Friday 21 December 2007

White House to Holmfirth

Today I passed through the now familiar southern Pennine landscapes of peat moors, gritstone edges and small reservoirs. I would describe the views, described as extensive and inspiring, but the mist hadn't shifted and I spent most of the day enveloped in my own little white bubble.

The first task was to find my way to the Aiggin Stone, a 600 year old guidepost that, as I found out, is still a useful waymark. From there I followed Blackstone Edge where the waves of eroded black peat kept me on the wide grit pavement. Various rounded and unusual rock formations drifted in and out of my dream-like sphere of vision, as well as the majestic white trig point.

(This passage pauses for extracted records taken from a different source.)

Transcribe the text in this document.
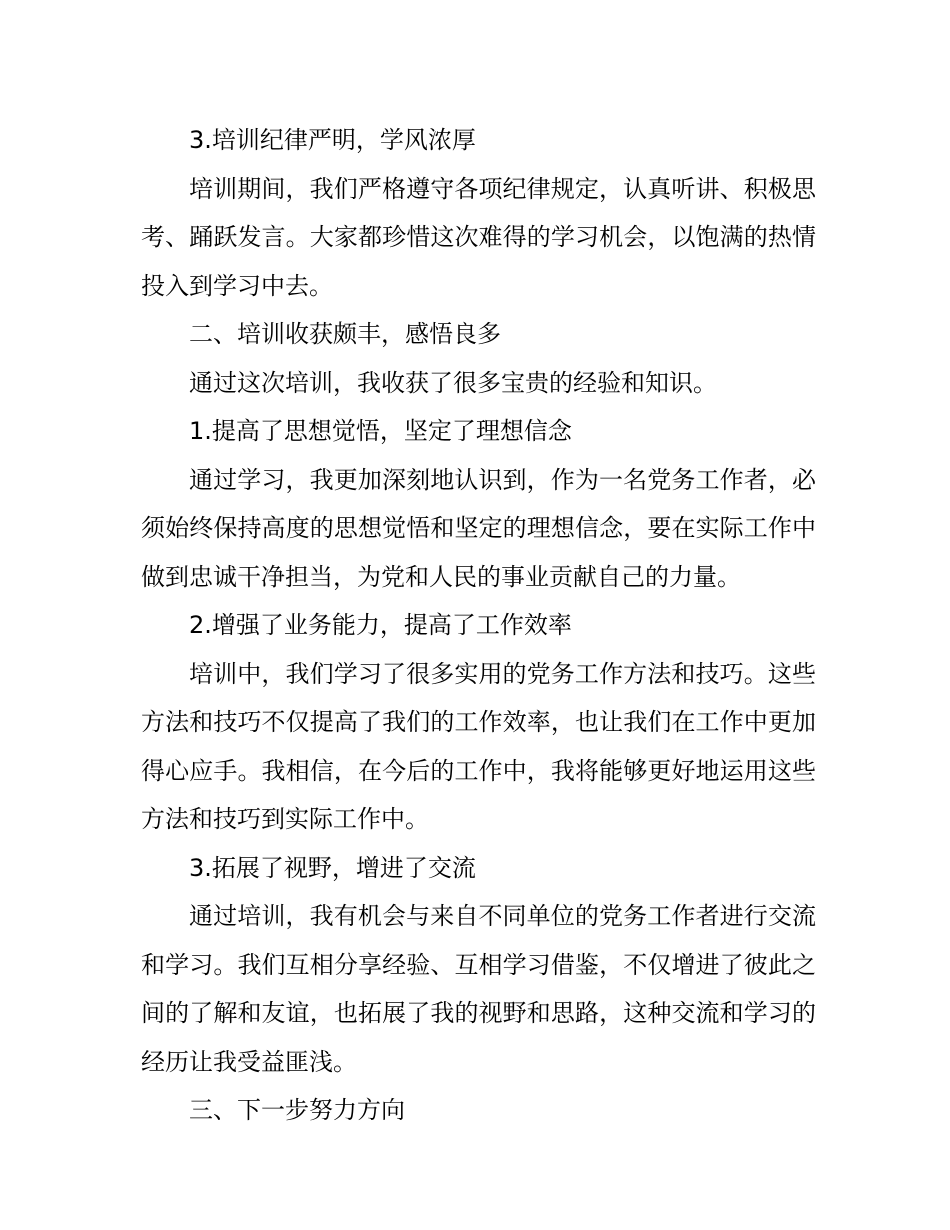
3.培训纪律严明，学风浓厚

培训期间，我们严格遵守各项纪律规定，认真听讲、积极思考、踊跃发言。大家都珍惜这次难得的学习机会，以饱满的热情投入到学习中去。

二、培训收获颇丰，感悟良多

通过这次培训，我收获了很多宝贵的经验和知识。

1.提高了思想觉悟，坚定了理想信念

通过学习，我更加深刻地认识到，作为一名党务工作者，必须始终保持高度的思想觉悟和坚定的理想信念，要在实际工作中做到忠诚干净担当，为党和人民的事业贡献自己的力量。

2.增强了业务能力，提高了工作效率

培训中，我们学习了很多实用的党务工作方法和技巧。这些方法和技巧不仅提高了我们的工作效率，也让我们在工作中更加得心应手。我相信，在今后的工作中，我将能够更好地运用这些方法和技巧到实际工作中。

3.拓展了视野，增进了交流

通过培训，我有机会与来自不同单位的党务工作者进行交流和学习。我们互相分享经验、互相学习借鉴，不仅增进了彼此之间的了解和友谊，也拓展了我的视野和思路，这种交流和学习的经历让我受益匪浅。

三、下一步努力方向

I picked what looked like the most used path, which led to a bridge that soars over the M62, luckily exactly where I wanted to be. The elegant arch faded to white in front of me and I could just make out the lights of the traffic below. After a busy layby filled with truckers buying their breakfast from a greasy van, I tackled a section of even-more-featureless-than-usual moorland. I doubt I will remember anything from this stretch. My only concerns were keeping track of the path and avoiding tackling the bog directly .

After crossing another arterial road, linking northern industrial towns, I enjoyed more moor and another edge which provided an occasional rock buttress for interest. Then I was back amongst a series of small reservoirs, whose lack of presence at one point meant I noticed today's navigational slip-up (there's usually at least one) and didn't end up several miles out of the way in Marsden. This was followed by a steep descent into a lush green valley to cross a river and a lovely slow climb back out that looked over the Wassenden Reservoirs. On reaching the top road, the mist evaporated and I was bathed in sunshine, the world floating on a fluffy sea under a clear blue sky. Must be a sign that I'm back in Yorkshire.

It was time to part with the Pennine Way, a companion of the last couple of hundred miles and provider of acommodation for long distance walkers (i.e. filthy frugal types), signposts to take away the faff of navigating and some fantastic scenery. I think I'll miss it. So, instead of making the ascent up Black Hill, I was heading down into Holmfirth, initially on pleasant tracks by Digley reservoir and then on tarmac and pavements into the town centre. Christmas is in full swing here; panoramas of stars hang over the brightly lit shops. I'll be spending tomorrow here to try and get into the festive spirit, by which I mean eating a lot of very nice but not very healthy food.